Dr. Liebknecht, Abgeordneter (Soz.-Dem.): Meine Herren, es ist ja bei der Debatte über die Gefängnisarbeit so manches nicht gejagt worden, was man auf dem Herzen trug; man hat so vielfache Gründe vorgeschoben für seine Stellungnahme, die man im Herzen eigentlich nicht hegt. Ich habe vorhin bereits auf derartiges hingewiesen, und ich bin sehr erfreut, dass jetzt der Schleier über der Quelle jener außerordentlichen Begeisterung für die Außenarbeit in einer sehr wertvollen Weise gelüftet worden ist. Es ist keinem der Herren auf der Rechten eingefallen, so ungeschickt zu sein, ausdrücklich gerade auf die Notlage der Landwirtschaft hinzuweisen und aus diesem Grunde des sogenannten ländlichen Arbeitermangels die Bevorzugung der Außenarbeit vorzuschlagen. Einem Vertreter der nationalliberalen Partei ist es vorbehalten gewesen, des Pudels Kern zu zeigen. Das ist der agrarische Pferdefuß –

(Zurufe links)

ja, in der Tat: des Pubels Kern ist, wie Sie wissen, der Pferdefuß! Dieses Pudels Kern ist, dass die Herren die Außenarbeit um deswillen so in den Vordergrund stellen, nicht weil sie sanitär vorzuziehen ist, sondern weil sie eben geeignet erscheint, der Landwirtschaft billige Arbeitskräfte zu liefern. Es genügt mir diese Feststellung.

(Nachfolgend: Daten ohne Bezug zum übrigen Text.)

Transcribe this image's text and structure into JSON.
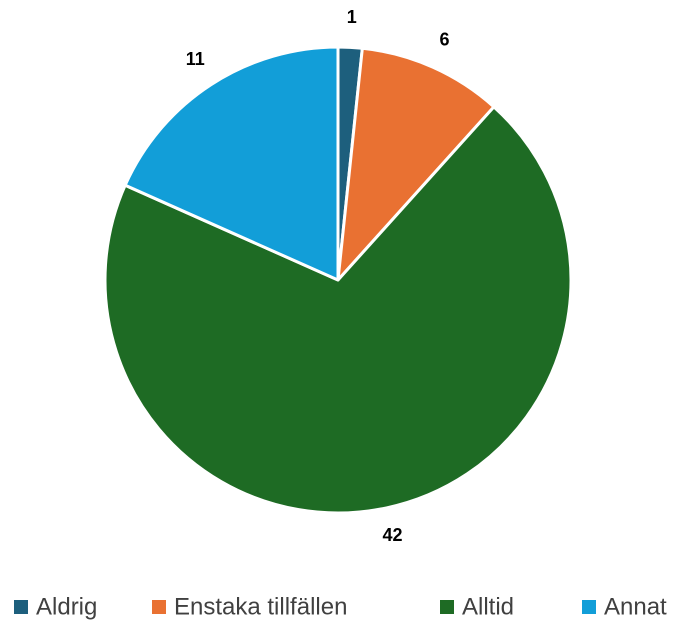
{
  "chart_data": {
    "type": "pie",
    "categories": [
      "Aldrig",
      "Enstaka tillfällen",
      "Alltid",
      "Annat"
    ],
    "values": [
      1,
      6,
      42,
      11
    ],
    "colors": [
      "#1d5f7d",
      "#e97132",
      "#1e6b24",
      "#129ed8"
    ],
    "legend": "bottom"
  }
}
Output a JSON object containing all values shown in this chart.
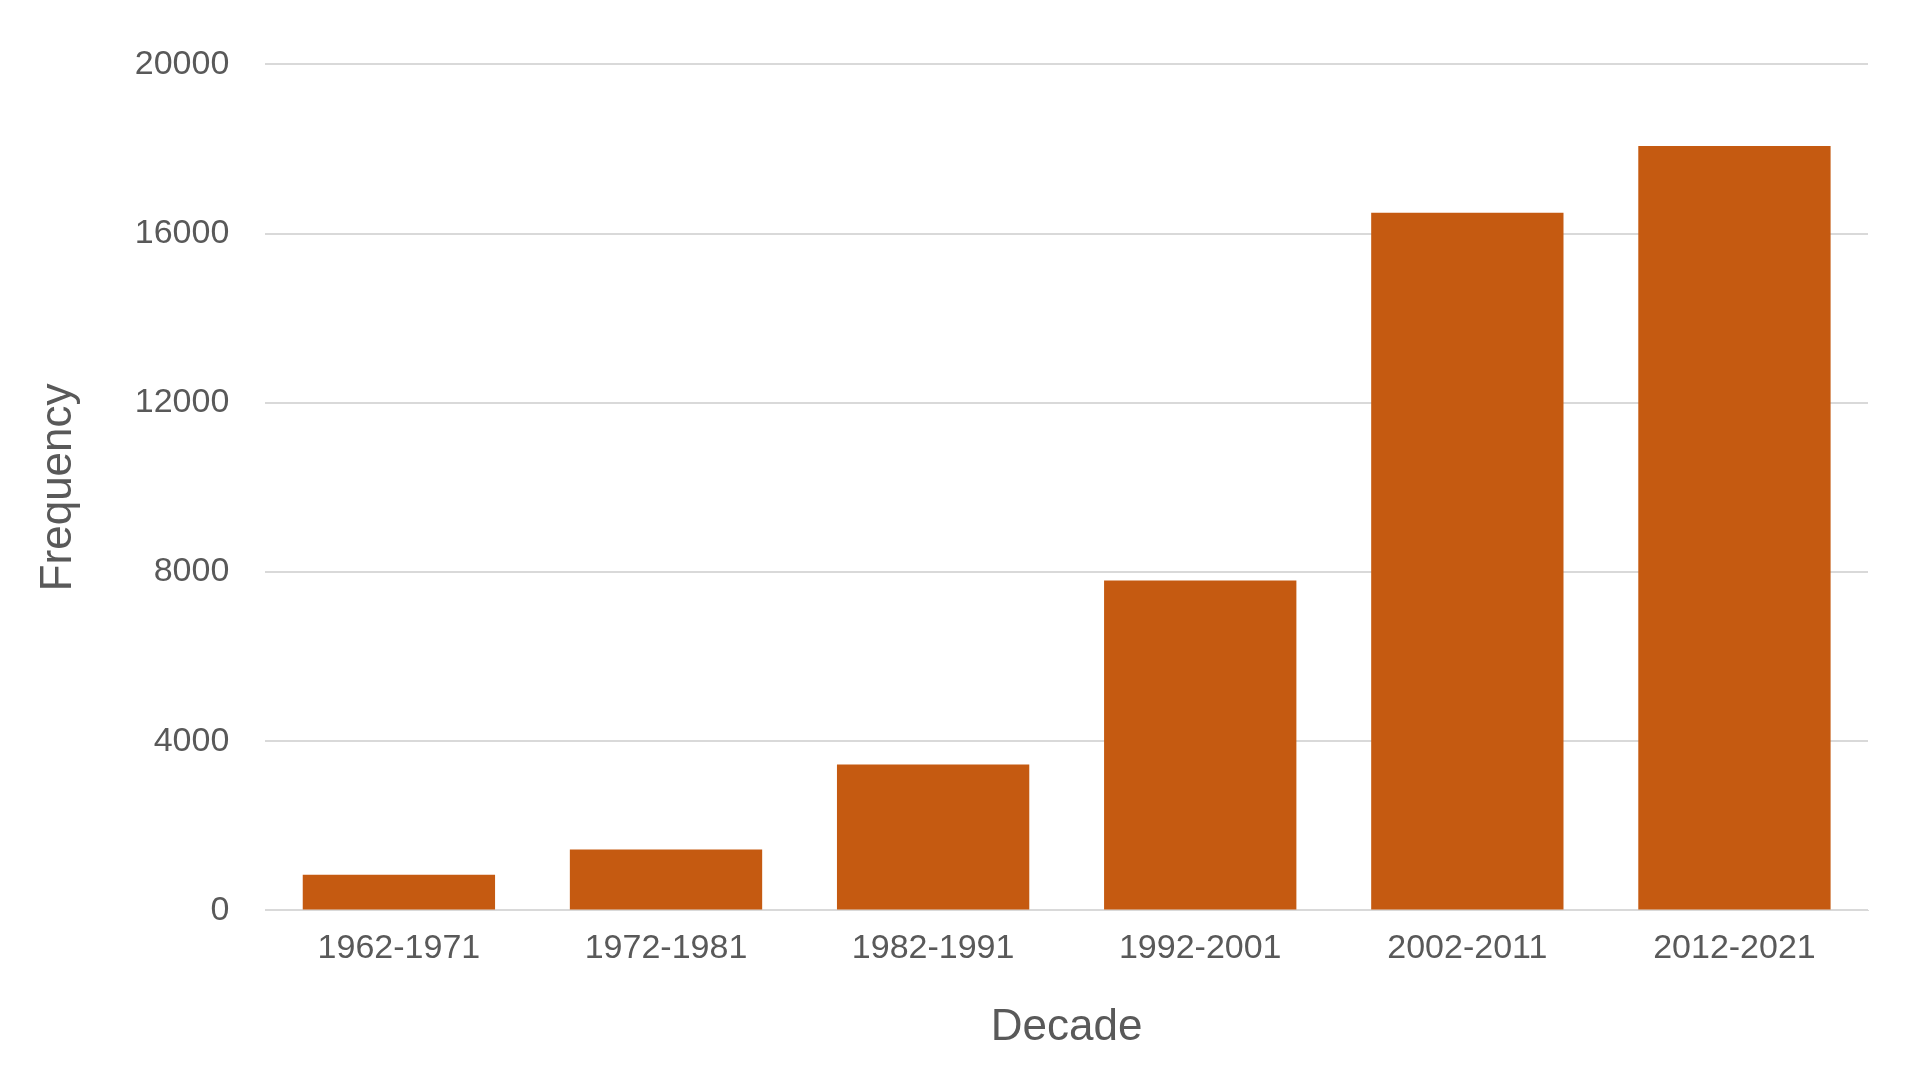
{
  "chart_data": {
    "type": "bar",
    "xlabel": "Decade",
    "ylabel": "Frequency",
    "categories": [
      "1962-1971",
      "1972-1981",
      "1982-1991",
      "1992-2001",
      "2002-2011",
      "2012-2021"
    ],
    "values": [
      840,
      1440,
      3450,
      7800,
      16490,
      18070
    ],
    "color": "#c55a11",
    "ylim": [
      0,
      20000
    ],
    "yticks": [
      0,
      4000,
      8000,
      12000,
      16000,
      20000
    ],
    "grid": "y",
    "legend": false
  }
}
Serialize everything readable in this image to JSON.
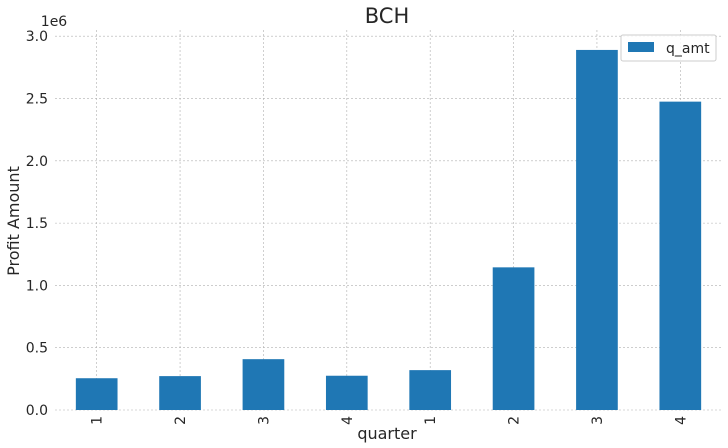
{
  "chart_data": {
    "type": "bar",
    "title": "BCH",
    "xlabel": "quarter",
    "ylabel": "Profit Amount",
    "y_offset_label": "1e6",
    "categories": [
      "1",
      "2",
      "3",
      "4",
      "1",
      "2",
      "3",
      "4"
    ],
    "series": [
      {
        "name": "q_amt",
        "values": [
          255000,
          272000,
          408000,
          275000,
          320000,
          1145000,
          2890000,
          2475000
        ]
      }
    ],
    "ylim": [
      0,
      3050000
    ],
    "yticks": [
      0,
      500000,
      1000000,
      1500000,
      2000000,
      2500000,
      3000000
    ],
    "ytick_labels": [
      "0.0",
      "0.5",
      "1.0",
      "1.5",
      "2.0",
      "2.5",
      "3.0"
    ],
    "grid": true,
    "legend_position": "top-right",
    "colors": {
      "bar": "#1f77b4"
    }
  }
}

Im Übrigen hebe ich hervor, dass der Herr Vertreter des Justizministeriums zwar außerordentlich viele freundliche, entschuldigende, verbindliche Worte dafür gefunden hat, dass er Herrn Abgeordneten Hammer nicht hinzu gezogen hat zu der Kommission, dass aber der Herr Vertreter des Justizministeriums auch nicht ein einziges blasses Wörtlein gefunden hat dafür, wie er es rechtfertigen will, dass die Arbeiterschaft überhaupt nicht hinzugezogen ist.

(Abgeordneter Hammer: Weil sie Sozialdemokraten sind!)

Also die Arbeiter sind alle Sozialdemokraten! Ich danke Ihnen schön!